Option for having output tensors allocated in device memory?

Question

Option for having output tensors allocated in device memory?

jkrause1 opened this issue 2 years ago · comments

Hello,

I'm loading a model of a frozen graph and run it. I then check for the device of the resulting output-tensors and they all return to me
/job:localhost/replica:0/task:0/device:CPU:0
implying they reside in the host memory. I don't know if this is a result of how the graph is constructed, or if there are options missing I have to set, but I would prefer if they stay in the device memory, so I can access and process the data further via CUDA.
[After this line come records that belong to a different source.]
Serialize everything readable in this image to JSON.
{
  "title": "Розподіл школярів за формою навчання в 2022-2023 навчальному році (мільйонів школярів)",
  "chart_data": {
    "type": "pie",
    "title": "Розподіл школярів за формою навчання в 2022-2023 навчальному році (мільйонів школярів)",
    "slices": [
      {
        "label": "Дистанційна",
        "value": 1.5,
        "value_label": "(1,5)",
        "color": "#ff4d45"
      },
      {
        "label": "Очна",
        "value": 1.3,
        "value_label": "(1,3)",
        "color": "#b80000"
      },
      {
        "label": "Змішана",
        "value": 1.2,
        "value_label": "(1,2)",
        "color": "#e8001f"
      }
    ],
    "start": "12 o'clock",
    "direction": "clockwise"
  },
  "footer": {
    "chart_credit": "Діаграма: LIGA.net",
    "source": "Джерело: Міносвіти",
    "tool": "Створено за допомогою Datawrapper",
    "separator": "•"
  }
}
Miftah Bedru · Answer 1 · Wed Mar 01 2023 11:13:29 GMT+0800 (China Standard Time)

Hi ,
were you able to solve this ? I faced problem for a related task, meaning loading frozen_model - In my case , the error I got is terminate called after throwing an instance of 'std::bad_alloc'
what(): std::bad_alloc
I can see it has something to do with memory. When I was loading the original model , there was no issue at all. I faced this only after trying the frozen model. The two model are nearly same in size but there could be difference in structure of the graph though which I didn't check.

Here is how I load my frozen model :
cppflow::model model("Froozen_model_dir", cppflow::model::TYPE::FROZEN_GRAPH);

and here is how I call inference on it with sampple input
output_tensor = model(input_1);

and I got this :

terminate called after throwing an instance of 'std::bad_alloc'
what(): std::bad_alloc
Aborted (core dumped)

Any tip on how to solve this